Wie ein Kind, das im weltgrößten Spielzeugladen allein gelassen worden ist

Drei Fragen an Stefan Thoben zu »Ein Traum in bunt. Entdeckung Ruhrgebiet«

Ursprünglich wollte der hannoversche Journalist und Fotograf Stefan Thoben mit seinem Rennrad nur eine einmonatige Urlaubsreise durch das, für ihn bis dahin unbekannte, Ruhrgebiet machen. Begeistert von den vielen herzlichen und beeindruckenden Begegnungen mit Menschen, Kultur, Geschichte, Städten und Landschaften, formte Thoben aus seinen Reisenotizen das essayistische und bildgewaltige Buch »Ein Traum in bunt. Entdeckung Ruhrgebiet«.

Deine Reisereportage ist ein erfrischender und neugieriger Blick eines »Fremden« auf die Region zwischen Dortmund und Duisburg. Was hat dich am meisten auf deiner Reise überrascht?

Es hat mich gar nicht so viel überrascht. Ich habe ein knappes Jahr vor meiner Reise begonnen, jeden Schnipsel über das Ruhrgebiet zu sammeln und war somit ein informierter Fremder und keiner, der vom Mars ins Revier heruntergefallen ist. Es lässt sich gut vergleichen mit der Erfahrung, die viele Menschen bei ihrem ersten New-York-Trip machen: Wir alle kennen New York aus Film und Fernsehen, aus Büchern und Zeitschriften und sobald man dort ist, fühlt sich vieles sehr vertraut an. Und doch ist die Realität nicht deckungsgleich mit unseren Projektionen. Je mehr ich übers Ruhrgebiet erfahren habe, desto größer wurde die Spannung, es kennenzulernen. Ich hatte zum Beispiel keine Vorstellung davon, wie das Ruhrgebiet zwischen den Städten aussieht. Es ist faszinierend, wie beim Radfahren teilweise im Minutentakt der Phänotyp wechselt. Das Ruhrgebiet zu erkunden, ist unglaublich abwechslungsreich – ich kam mir vier Wochen lang vor wie ein Kind, das im weltgrößten Spielzeugladen allein gelassen worden ist, inklusive eines »All you can eat«-Büfetts voller Süßigkeiten.
Interessanterweise wird New York sehr gerne als Vergleich herangezogen: #ruhryork ist eines der populärsten Social-Media-Schlagworte (mit bald 75.000 Einträgen bei Instagram).
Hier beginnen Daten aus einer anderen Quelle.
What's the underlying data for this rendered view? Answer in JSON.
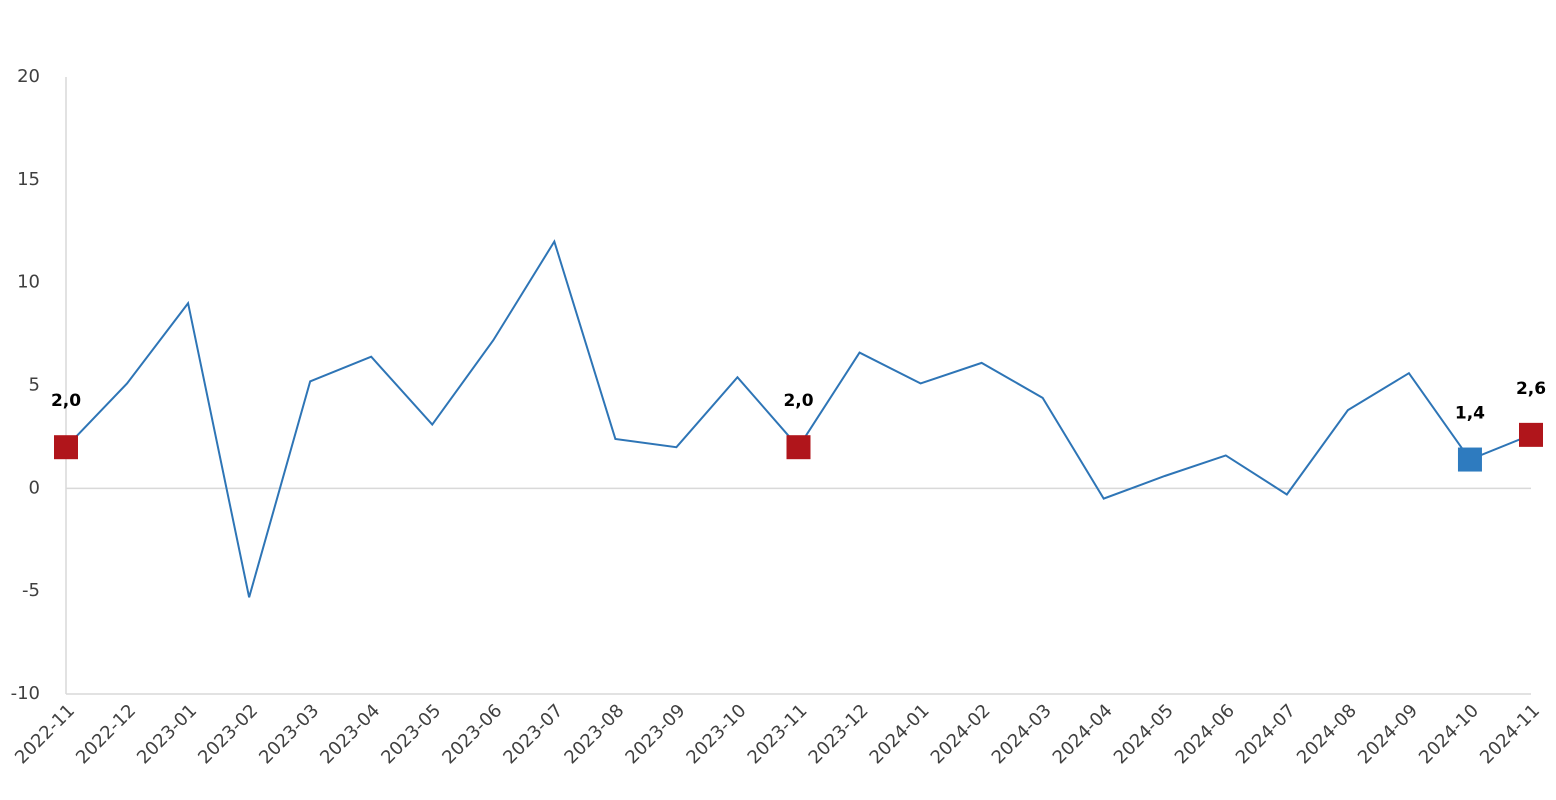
{
  "chart_data": {
    "type": "line",
    "x": [
      "2022-11",
      "2022-12",
      "2023-01",
      "2023-02",
      "2023-03",
      "2023-04",
      "2023-05",
      "2023-06",
      "2023-07",
      "2023-08",
      "2023-09",
      "2023-10",
      "2023-11",
      "2023-12",
      "2024-01",
      "2024-02",
      "2024-03",
      "2024-04",
      "2024-05",
      "2024-06",
      "2024-07",
      "2024-08",
      "2024-09",
      "2024-10",
      "2024-11"
    ],
    "series": [
      {
        "color": "#2e75b6",
        "values": [
          2.0,
          5.1,
          9.0,
          -5.3,
          5.2,
          6.4,
          3.1,
          7.2,
          12.0,
          2.4,
          2.0,
          5.4,
          2.0,
          6.6,
          5.1,
          6.1,
          4.4,
          -0.5,
          0.6,
          1.6,
          -0.3,
          3.8,
          5.6,
          1.4,
          2.6
        ],
        "value_labels": [
          "2,0",
          null,
          null,
          null,
          null,
          null,
          null,
          null,
          null,
          null,
          null,
          null,
          "2,0",
          null,
          null,
          null,
          null,
          null,
          null,
          null,
          null,
          null,
          null,
          "1,4",
          "2,6"
        ],
        "marker_colors": [
          "#b0151b",
          null,
          null,
          null,
          null,
          null,
          null,
          null,
          null,
          null,
          null,
          null,
          "#b0151b",
          null,
          null,
          null,
          null,
          null,
          null,
          null,
          null,
          null,
          null,
          "#2e7bbf",
          "#b0151b"
        ]
      }
    ],
    "ylim": [
      -10,
      20
    ],
    "yticks": [
      -10,
      -5,
      0,
      5,
      10,
      15,
      20
    ]
  }
}
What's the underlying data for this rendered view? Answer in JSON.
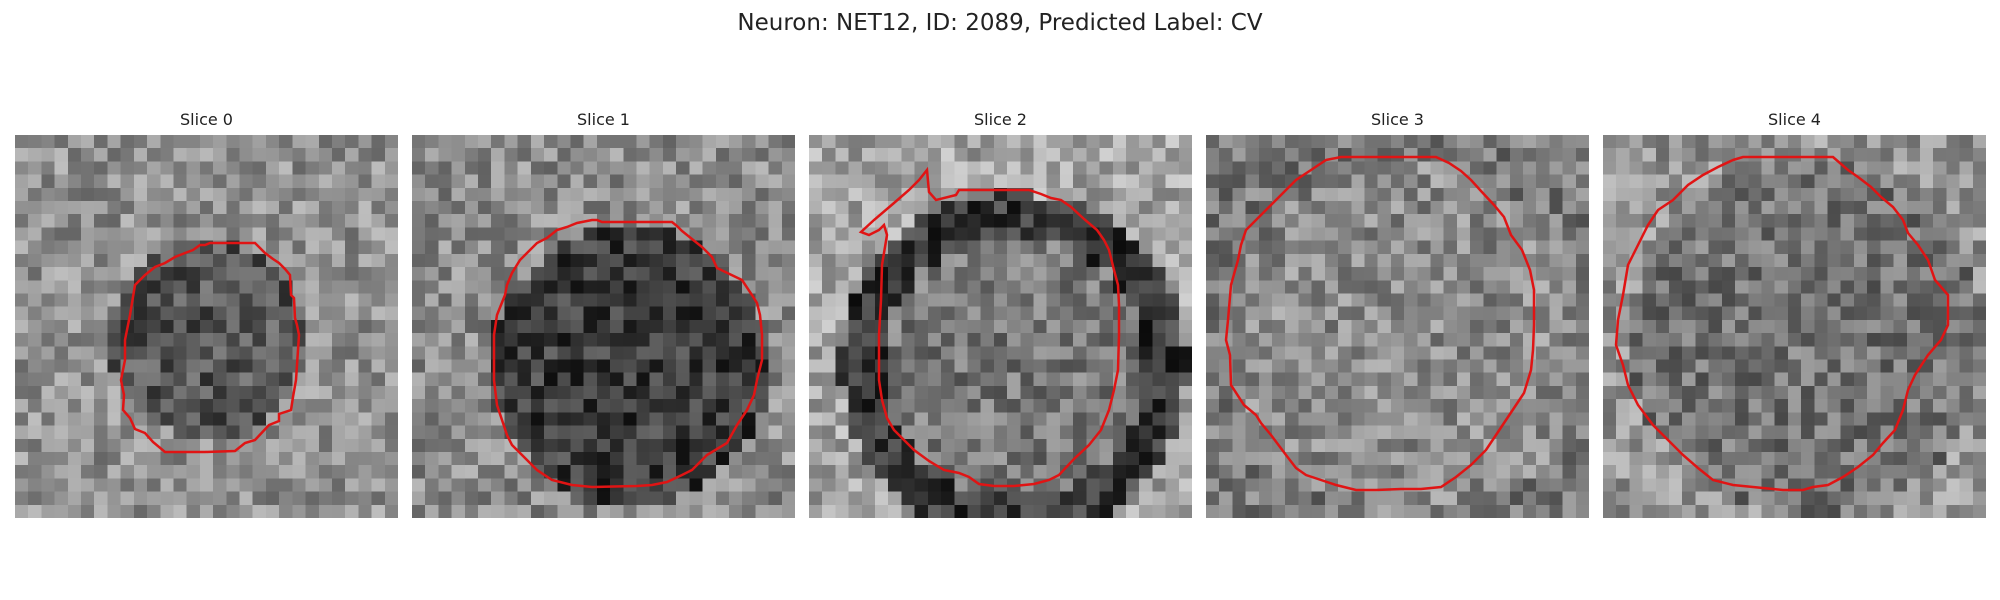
{
  "figure": {
    "title": "Neuron: NET12, ID: 2089, Predicted Label: CV",
    "contour_color": "#e01414",
    "panels": [
      {
        "title": "Slice 0",
        "shape": "small-center"
      },
      {
        "title": "Slice 1",
        "shape": "large-center"
      },
      {
        "title": "Slice 2",
        "shape": "large-center-notch"
      },
      {
        "title": "Slice 3",
        "shape": "very-large"
      },
      {
        "title": "Slice 4",
        "shape": "very-large"
      }
    ]
  }
}
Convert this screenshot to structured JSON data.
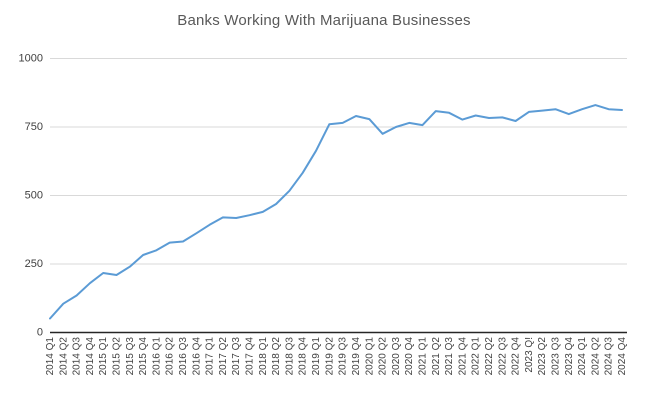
{
  "chart_data": {
    "type": "line",
    "title": "Banks Working With Marijuana Businesses",
    "categories": [
      "2014 Q1",
      "2014 Q2",
      "2014 Q3",
      "2014 Q4",
      "2015 Q1",
      "2015 Q2",
      "2015 Q3",
      "2015 Q4",
      "2016 Q1",
      "2016 Q2",
      "2016 Q3",
      "2016 Q4",
      "2017 Q1",
      "2017 Q2",
      "2017 Q3",
      "2017 Q4",
      "2018 Q1",
      "2018 Q2",
      "2018 Q3",
      "2018 Q4",
      "2019 Q1",
      "2019 Q2",
      "2019 Q3",
      "2019 Q4",
      "2020 Q1",
      "2020 Q2",
      "2020 Q3",
      "2020 Q4",
      "2021 Q1",
      "2021 Q2",
      "2021 Q3",
      "2021 Q4",
      "2022 Q1",
      "2022 Q2",
      "2022 Q3",
      "2022 Q4",
      "2023 Q!",
      "2023 Q2",
      "2023 Q3",
      "2023 Q4",
      "2024 Q1",
      "2024 Q2",
      "2024 Q3",
      "2024 Q4"
    ],
    "values": [
      51,
      105,
      135,
      180,
      217,
      210,
      240,
      283,
      300,
      328,
      332,
      362,
      393,
      420,
      418,
      428,
      440,
      469,
      517,
      583,
      663,
      760,
      765,
      790,
      779,
      725,
      750,
      765,
      757,
      808,
      802,
      777,
      792,
      783,
      785,
      772,
      805,
      810,
      815,
      797,
      815,
      830,
      815,
      812
    ],
    "xlabel": "",
    "ylabel": "",
    "ylim": [
      0,
      1000
    ],
    "yticks": [
      0,
      250,
      500,
      750,
      1000
    ],
    "grid": "horizontal",
    "legend": "none"
  },
  "colors": {
    "line": "#5B9BD5",
    "gridline": "#D9D9D9",
    "axis_line": "#262626",
    "title": "#595959",
    "tick_label": "#404040",
    "background": "#FFFFFF"
  }
}
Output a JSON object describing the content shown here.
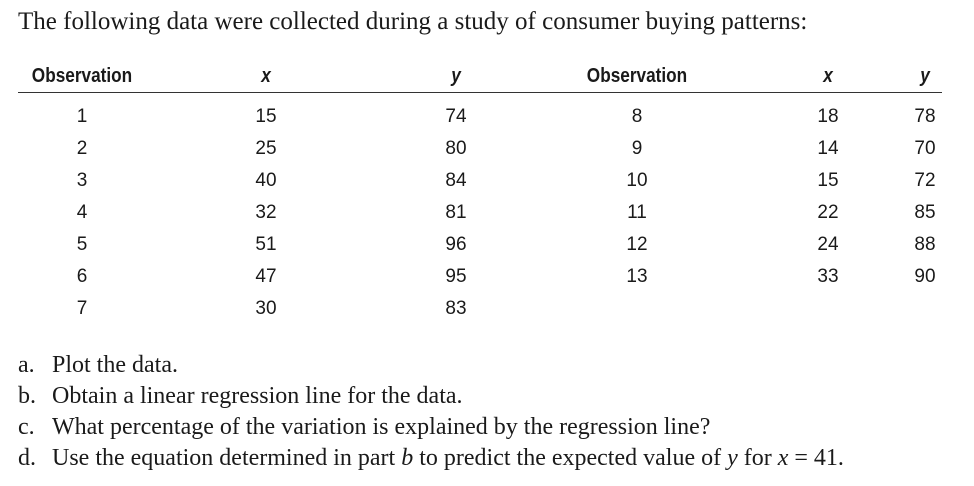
{
  "intro": "The following data were collected during a study of consumer buying patterns:",
  "table": {
    "headers": [
      "Observation",
      "x",
      "y",
      "Observation",
      "x",
      "y"
    ],
    "rows": [
      [
        "1",
        "15",
        "74",
        "8",
        "18",
        "78"
      ],
      [
        "2",
        "25",
        "80",
        "9",
        "14",
        "70"
      ],
      [
        "3",
        "40",
        "84",
        "10",
        "15",
        "72"
      ],
      [
        "4",
        "32",
        "81",
        "11",
        "22",
        "85"
      ],
      [
        "5",
        "51",
        "96",
        "12",
        "24",
        "88"
      ],
      [
        "6",
        "47",
        "95",
        "13",
        "33",
        "90"
      ],
      [
        "7",
        "30",
        "83",
        "",
        "",
        ""
      ]
    ]
  },
  "parts": {
    "a": {
      "letter": "a.",
      "text": "Plot the data."
    },
    "b": {
      "letter": "b.",
      "text": "Obtain a linear regression line for the data."
    },
    "c": {
      "letter": "c.",
      "text": "What percentage of the variation is explained by the regression line?"
    },
    "d": {
      "letter": "d.",
      "pre": "Use the equation determined in part ",
      "var_b": "b",
      "mid1": " to predict the expected value of ",
      "var_y": "y",
      "mid2": " for ",
      "var_x": "x",
      "post": " = 41."
    }
  }
}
Till Brönner nannte seine große Fotoausstellung in Duisburg »Melting Pott«. Ich bin bei diesen Vergleichen hin- und hergerissen, weil da immer mitschwingt, dass sich das Ruhrgebiet selbst nicht genügen kann. Manchmal scheint es, als benötige es wie ein pubertierendes Kind permanent Bestätigung von außen, dass es cool so ist, wie es ist, während es sofort gekränkt ist, wenn es sich falsch verstanden fühlt. Dabei hinkt der Vergleich mit New York doch gewaltig. Wo bitte ist der »Big Apple« ländlich? New York ist so dicht besiedelt, dass niemand darüber murrt, dass das Footballstadion in New Jersey liegt (stellt euch vor, der BVB würde ein neues Stadion in Herdecke bauen). New York hat weder natürliche noch künstliche Berge und zieht auch bei der Industriekultur den Kürzeren.
Die ist im Revier bekanntlich beispiellos. Der Düsseldorfer Künstler Ferdinand Kriwet hat es leicht überspitzt so formuliert: »Als größte künstliche Landschaft Europas hat das Ruhrrevier die Chance, zum größten Kunstwerk der Welt zu werden! Las Vegas und die Alpen sind nichts gegen das Ruhr-Kunstwerk! Glückauf!!!« Wohlgemerkt stammen diese Worte aus dem Jahr 1966, und seitdem hat sich in diese Richtung jede Menge getan. Ich würde mich freuen, wenn mein Buch einen Beitrag dazu leisten kann, das Ruhrgebiet als bunten, kreativen und extrem abwechslungsreichen Lebensraum wahrzunehmen – ohne Verklärung und Schönfärberei.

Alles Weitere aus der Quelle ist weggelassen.